It was horrible! She could not look at the sea—it made her mad. She could only look skywards, and try to find a break in the dun clouds; or else over to the horizon, to see something—ever so faint and small a something—breaking the line of water and sky.
The men on board apparently knew Mr. Dugdale, and he them. They worked with a respectful solemnity, as if aware of their sad errand. The boat was a little steam-tug, and she cut her way over the heavy seas like a bird. Two men, and Marmaduke, kept watch constantly with the glass, shorewards and seawards. Sometimes they went so far out that the hazy coast-line almost vanished, and then again they ran in-shore under the gigantic cliffs that lock the south of England coast.
Hour after hour, the poor wife remained on deck, sometimes walking about restlessly, sometimes lying wrapped in sails and rugs, her face turned seaward in a dumb hopelessness that was more piteous than any moans. The seamen, if they happened to come near, looked at her with a sort of awe, mingled with that compassionate gentleness which sailors almost always show towards women. More than once, great rough hands brought her food, or put to use half-a-dozen clever nautical contrivances for the sheltering of “the poor lady.”
Late at night she went down below; by daybreak she was on deck again. She found Mr. Dugdale in his old place by the compass and the telescope. He had slept by snatches where he sat, never giving up his watch for a single hour.
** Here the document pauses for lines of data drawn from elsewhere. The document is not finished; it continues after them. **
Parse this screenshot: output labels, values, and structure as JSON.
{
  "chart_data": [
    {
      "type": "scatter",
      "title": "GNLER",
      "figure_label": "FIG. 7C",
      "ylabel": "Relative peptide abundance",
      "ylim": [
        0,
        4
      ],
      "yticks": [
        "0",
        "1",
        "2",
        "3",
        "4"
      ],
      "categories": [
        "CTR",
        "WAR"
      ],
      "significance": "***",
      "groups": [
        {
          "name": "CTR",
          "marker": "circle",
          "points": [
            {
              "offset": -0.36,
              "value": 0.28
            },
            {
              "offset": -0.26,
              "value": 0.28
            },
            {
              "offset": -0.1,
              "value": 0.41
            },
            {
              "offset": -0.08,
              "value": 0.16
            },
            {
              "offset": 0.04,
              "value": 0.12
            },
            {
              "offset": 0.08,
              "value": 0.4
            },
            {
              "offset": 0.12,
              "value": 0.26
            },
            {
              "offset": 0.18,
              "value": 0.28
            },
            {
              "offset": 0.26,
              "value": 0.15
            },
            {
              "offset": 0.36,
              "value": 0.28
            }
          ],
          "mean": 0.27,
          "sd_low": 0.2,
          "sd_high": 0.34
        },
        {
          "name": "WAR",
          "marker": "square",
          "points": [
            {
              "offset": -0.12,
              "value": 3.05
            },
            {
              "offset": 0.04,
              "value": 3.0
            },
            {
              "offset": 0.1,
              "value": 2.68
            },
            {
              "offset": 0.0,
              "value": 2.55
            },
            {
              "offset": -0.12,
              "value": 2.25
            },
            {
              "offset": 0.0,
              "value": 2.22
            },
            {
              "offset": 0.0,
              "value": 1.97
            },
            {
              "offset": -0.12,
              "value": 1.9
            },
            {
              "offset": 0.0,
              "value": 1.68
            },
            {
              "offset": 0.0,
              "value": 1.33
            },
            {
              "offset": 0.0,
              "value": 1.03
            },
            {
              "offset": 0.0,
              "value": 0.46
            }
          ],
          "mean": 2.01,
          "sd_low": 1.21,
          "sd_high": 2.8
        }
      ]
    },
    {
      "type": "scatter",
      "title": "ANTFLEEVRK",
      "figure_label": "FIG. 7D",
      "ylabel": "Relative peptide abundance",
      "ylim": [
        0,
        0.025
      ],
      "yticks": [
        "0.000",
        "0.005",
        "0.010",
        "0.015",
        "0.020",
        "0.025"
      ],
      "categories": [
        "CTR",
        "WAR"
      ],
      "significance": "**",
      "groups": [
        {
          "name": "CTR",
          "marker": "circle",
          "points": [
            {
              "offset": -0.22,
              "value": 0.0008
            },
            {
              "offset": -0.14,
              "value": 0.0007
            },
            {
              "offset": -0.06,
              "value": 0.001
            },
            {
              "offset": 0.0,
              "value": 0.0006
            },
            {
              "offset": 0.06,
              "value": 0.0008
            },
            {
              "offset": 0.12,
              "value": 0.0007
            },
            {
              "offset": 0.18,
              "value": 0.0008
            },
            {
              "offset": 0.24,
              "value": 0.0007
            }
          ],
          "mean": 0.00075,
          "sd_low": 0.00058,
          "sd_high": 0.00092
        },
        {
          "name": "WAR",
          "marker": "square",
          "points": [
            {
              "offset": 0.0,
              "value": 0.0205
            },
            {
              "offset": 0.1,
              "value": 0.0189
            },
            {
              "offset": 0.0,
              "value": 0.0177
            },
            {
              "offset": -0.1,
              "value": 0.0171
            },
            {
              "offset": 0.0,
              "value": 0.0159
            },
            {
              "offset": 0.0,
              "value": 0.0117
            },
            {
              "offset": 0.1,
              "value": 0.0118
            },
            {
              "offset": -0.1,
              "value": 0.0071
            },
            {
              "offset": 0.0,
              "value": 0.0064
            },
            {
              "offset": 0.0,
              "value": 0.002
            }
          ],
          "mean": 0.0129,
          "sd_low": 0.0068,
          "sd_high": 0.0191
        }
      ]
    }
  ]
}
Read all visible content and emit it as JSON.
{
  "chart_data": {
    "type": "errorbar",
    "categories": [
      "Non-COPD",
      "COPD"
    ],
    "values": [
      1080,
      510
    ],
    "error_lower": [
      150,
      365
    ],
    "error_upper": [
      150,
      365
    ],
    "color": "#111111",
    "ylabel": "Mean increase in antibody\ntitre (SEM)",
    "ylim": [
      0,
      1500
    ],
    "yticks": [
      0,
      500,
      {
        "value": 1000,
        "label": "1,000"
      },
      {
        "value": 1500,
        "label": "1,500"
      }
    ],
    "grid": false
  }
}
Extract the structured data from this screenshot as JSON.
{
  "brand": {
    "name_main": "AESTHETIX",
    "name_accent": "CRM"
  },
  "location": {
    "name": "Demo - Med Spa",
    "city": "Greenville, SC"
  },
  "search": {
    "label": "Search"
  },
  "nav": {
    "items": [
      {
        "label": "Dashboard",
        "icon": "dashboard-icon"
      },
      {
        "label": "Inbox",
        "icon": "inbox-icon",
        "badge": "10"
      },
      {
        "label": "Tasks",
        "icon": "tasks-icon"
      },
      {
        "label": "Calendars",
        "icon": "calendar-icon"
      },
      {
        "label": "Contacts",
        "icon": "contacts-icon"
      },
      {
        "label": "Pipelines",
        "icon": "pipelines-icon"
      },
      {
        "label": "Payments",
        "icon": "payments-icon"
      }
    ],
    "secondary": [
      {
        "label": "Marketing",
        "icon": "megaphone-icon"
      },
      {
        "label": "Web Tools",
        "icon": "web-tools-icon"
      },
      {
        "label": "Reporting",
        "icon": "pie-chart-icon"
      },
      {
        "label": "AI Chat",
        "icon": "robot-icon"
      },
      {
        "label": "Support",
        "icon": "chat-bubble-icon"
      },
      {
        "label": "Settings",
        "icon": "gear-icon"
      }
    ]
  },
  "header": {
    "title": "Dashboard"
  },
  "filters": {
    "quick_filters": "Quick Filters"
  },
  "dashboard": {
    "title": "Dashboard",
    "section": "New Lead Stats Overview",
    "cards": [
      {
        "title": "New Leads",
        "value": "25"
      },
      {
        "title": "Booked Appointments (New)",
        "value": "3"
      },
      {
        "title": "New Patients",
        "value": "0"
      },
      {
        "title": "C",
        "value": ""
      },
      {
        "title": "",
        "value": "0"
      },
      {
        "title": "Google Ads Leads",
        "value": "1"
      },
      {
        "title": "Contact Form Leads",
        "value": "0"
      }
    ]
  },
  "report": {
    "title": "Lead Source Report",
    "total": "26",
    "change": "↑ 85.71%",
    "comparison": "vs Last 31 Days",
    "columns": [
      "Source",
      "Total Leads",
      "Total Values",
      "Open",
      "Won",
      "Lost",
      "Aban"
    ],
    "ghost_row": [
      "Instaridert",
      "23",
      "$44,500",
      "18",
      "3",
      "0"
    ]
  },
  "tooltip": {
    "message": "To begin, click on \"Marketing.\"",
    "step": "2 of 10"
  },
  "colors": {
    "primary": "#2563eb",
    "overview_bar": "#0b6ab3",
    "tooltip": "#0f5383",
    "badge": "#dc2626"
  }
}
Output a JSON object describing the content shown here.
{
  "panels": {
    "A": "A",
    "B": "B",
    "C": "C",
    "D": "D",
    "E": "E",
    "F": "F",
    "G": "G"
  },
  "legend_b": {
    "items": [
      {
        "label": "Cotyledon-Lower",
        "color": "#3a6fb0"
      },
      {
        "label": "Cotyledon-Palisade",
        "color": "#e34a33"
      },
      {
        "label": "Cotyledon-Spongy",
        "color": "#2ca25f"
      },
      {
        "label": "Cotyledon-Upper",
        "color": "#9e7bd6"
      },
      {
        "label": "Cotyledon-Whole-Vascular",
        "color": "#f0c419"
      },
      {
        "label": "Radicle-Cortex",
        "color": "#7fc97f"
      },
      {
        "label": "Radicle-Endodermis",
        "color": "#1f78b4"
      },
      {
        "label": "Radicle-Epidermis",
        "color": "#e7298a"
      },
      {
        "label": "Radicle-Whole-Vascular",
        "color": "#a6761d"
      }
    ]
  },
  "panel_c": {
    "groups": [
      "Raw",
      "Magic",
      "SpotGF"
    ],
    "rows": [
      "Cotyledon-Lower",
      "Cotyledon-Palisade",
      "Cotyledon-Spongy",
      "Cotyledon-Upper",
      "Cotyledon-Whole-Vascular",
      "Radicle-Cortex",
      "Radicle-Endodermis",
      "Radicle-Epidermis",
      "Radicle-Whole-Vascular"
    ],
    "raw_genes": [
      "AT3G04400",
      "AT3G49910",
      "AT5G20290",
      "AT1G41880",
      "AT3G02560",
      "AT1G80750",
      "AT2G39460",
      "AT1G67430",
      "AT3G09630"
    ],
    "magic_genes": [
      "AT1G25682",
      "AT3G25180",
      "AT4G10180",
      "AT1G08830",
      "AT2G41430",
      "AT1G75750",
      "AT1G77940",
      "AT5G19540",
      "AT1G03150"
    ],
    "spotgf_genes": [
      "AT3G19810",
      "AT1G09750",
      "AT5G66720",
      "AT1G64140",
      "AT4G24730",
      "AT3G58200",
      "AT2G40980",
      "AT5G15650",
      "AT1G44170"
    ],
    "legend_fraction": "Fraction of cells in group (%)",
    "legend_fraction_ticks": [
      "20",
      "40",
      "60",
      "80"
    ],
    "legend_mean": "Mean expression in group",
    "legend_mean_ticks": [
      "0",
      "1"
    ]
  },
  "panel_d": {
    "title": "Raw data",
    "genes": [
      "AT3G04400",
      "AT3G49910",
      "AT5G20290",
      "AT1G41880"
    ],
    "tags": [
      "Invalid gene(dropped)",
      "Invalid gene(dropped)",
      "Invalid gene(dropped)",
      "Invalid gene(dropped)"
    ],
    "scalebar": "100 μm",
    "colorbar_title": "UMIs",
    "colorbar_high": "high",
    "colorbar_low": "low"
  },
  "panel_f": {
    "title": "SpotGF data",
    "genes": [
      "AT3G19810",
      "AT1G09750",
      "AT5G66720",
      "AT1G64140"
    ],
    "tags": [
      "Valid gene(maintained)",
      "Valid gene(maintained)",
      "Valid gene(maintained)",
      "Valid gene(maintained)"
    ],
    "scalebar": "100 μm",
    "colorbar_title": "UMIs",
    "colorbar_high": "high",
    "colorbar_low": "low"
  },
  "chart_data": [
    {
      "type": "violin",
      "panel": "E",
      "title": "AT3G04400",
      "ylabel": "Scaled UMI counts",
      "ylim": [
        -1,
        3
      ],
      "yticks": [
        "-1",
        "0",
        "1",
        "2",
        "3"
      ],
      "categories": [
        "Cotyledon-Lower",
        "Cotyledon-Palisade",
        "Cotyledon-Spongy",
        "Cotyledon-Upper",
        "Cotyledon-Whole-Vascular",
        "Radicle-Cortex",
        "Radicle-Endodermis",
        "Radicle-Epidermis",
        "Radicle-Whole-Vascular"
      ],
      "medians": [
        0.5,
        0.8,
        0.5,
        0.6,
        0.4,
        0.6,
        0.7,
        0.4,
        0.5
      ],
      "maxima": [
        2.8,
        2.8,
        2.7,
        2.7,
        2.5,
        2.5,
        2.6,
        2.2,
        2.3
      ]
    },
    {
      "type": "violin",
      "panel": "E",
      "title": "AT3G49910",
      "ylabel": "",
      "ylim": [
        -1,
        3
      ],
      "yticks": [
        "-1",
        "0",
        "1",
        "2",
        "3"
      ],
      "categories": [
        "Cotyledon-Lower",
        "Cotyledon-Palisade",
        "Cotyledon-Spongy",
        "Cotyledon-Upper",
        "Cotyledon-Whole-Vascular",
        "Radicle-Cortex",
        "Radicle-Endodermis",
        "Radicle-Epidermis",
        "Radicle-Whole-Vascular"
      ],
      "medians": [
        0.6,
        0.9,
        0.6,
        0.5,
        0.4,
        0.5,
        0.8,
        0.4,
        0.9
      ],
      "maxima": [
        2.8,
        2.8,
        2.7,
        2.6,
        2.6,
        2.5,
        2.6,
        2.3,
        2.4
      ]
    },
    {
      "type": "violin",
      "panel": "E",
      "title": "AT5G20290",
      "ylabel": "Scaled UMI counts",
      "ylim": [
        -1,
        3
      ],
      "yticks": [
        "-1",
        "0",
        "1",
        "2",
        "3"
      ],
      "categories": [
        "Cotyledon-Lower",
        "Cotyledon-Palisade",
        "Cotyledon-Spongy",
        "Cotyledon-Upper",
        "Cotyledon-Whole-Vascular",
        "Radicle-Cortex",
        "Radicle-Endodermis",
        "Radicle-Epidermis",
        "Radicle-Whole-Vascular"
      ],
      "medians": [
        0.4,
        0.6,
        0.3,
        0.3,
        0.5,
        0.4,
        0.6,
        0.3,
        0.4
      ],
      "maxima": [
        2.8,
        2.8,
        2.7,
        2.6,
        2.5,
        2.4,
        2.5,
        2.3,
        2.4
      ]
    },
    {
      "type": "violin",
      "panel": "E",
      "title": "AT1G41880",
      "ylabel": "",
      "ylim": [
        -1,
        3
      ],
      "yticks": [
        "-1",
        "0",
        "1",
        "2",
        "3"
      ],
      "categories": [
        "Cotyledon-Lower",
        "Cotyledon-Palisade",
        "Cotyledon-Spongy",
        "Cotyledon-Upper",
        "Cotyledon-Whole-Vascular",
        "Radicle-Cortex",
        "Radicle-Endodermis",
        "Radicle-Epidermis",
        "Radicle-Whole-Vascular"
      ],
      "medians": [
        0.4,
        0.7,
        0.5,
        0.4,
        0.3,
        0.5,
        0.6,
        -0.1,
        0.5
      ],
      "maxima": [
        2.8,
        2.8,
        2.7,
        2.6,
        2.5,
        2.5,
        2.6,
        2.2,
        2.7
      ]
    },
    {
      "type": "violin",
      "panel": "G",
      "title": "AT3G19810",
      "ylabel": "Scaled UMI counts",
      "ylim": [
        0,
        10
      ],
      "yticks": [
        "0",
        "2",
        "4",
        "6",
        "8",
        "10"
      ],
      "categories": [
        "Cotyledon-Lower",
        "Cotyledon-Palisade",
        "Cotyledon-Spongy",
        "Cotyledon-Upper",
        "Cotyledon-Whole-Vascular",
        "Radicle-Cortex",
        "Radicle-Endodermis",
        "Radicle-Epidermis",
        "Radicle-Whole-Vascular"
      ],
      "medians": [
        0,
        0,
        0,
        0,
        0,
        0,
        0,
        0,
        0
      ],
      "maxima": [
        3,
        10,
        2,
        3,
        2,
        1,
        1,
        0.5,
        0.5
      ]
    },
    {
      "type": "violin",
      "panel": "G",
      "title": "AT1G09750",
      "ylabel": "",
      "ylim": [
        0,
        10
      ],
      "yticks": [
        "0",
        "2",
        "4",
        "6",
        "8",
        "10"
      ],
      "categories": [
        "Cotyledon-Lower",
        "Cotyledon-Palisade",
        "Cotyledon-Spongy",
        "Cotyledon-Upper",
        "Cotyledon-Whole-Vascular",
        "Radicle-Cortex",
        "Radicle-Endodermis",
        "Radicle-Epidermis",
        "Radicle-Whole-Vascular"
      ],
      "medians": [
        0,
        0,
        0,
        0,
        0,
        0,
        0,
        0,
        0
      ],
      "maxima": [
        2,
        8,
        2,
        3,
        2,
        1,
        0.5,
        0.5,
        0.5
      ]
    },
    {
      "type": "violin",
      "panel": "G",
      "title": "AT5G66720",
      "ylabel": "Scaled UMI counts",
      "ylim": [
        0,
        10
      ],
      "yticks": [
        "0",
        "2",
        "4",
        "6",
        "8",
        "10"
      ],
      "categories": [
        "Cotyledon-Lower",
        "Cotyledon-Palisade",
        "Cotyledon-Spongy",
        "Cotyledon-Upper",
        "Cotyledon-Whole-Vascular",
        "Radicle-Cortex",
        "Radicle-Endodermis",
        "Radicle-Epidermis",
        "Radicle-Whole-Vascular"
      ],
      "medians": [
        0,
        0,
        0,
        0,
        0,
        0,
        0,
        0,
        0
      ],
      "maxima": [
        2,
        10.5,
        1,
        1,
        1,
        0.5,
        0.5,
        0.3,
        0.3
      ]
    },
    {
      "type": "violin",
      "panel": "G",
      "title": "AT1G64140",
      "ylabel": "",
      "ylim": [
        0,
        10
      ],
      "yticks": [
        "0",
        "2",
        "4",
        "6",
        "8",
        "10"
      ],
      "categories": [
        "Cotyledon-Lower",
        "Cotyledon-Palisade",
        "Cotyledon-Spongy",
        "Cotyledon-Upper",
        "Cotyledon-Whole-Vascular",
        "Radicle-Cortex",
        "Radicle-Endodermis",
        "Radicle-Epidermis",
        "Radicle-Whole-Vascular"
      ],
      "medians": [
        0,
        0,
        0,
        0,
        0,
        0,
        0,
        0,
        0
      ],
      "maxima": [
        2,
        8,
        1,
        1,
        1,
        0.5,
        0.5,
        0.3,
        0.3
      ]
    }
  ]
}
“E—h!” he said, when she came and touched him. “I was dreaming of the Missus and the little ones at home!”
“Do you want to go home?”
“No—no!—not while there's a hope. Keep heart, my child!”
But they looked at each other's faces in the dawn, and saw how pale and disconsolate both were. And still the little lonely boat kept rocking over the sea—the pitiless sea, that returned neither answer nor sign.
Another day—another night: just the same. Once or twice they came on the track of some vessel; a ship outward or homeward bound, and told their story; shouting it out, in brief business-like words—how horrible they sounded! And the ship's people would be seen to come to her side, stand a while looking at the melancholy little steamer on its hopeless search—then pass on. All the world seemed passing on slowly, slowly—leaving them to that blank sea and sky, and to their own despair.
On the evening of the third day, Marmaduke, who had kept aloof for several hours, came and stood by his sister-in-law. She was leaning at the stern, looking shorewards at two columns of rock, which the watery wear of ages had parted from the cliffs, leaving them set upright in the sea, a little distance from one another, with the breakers boiling between.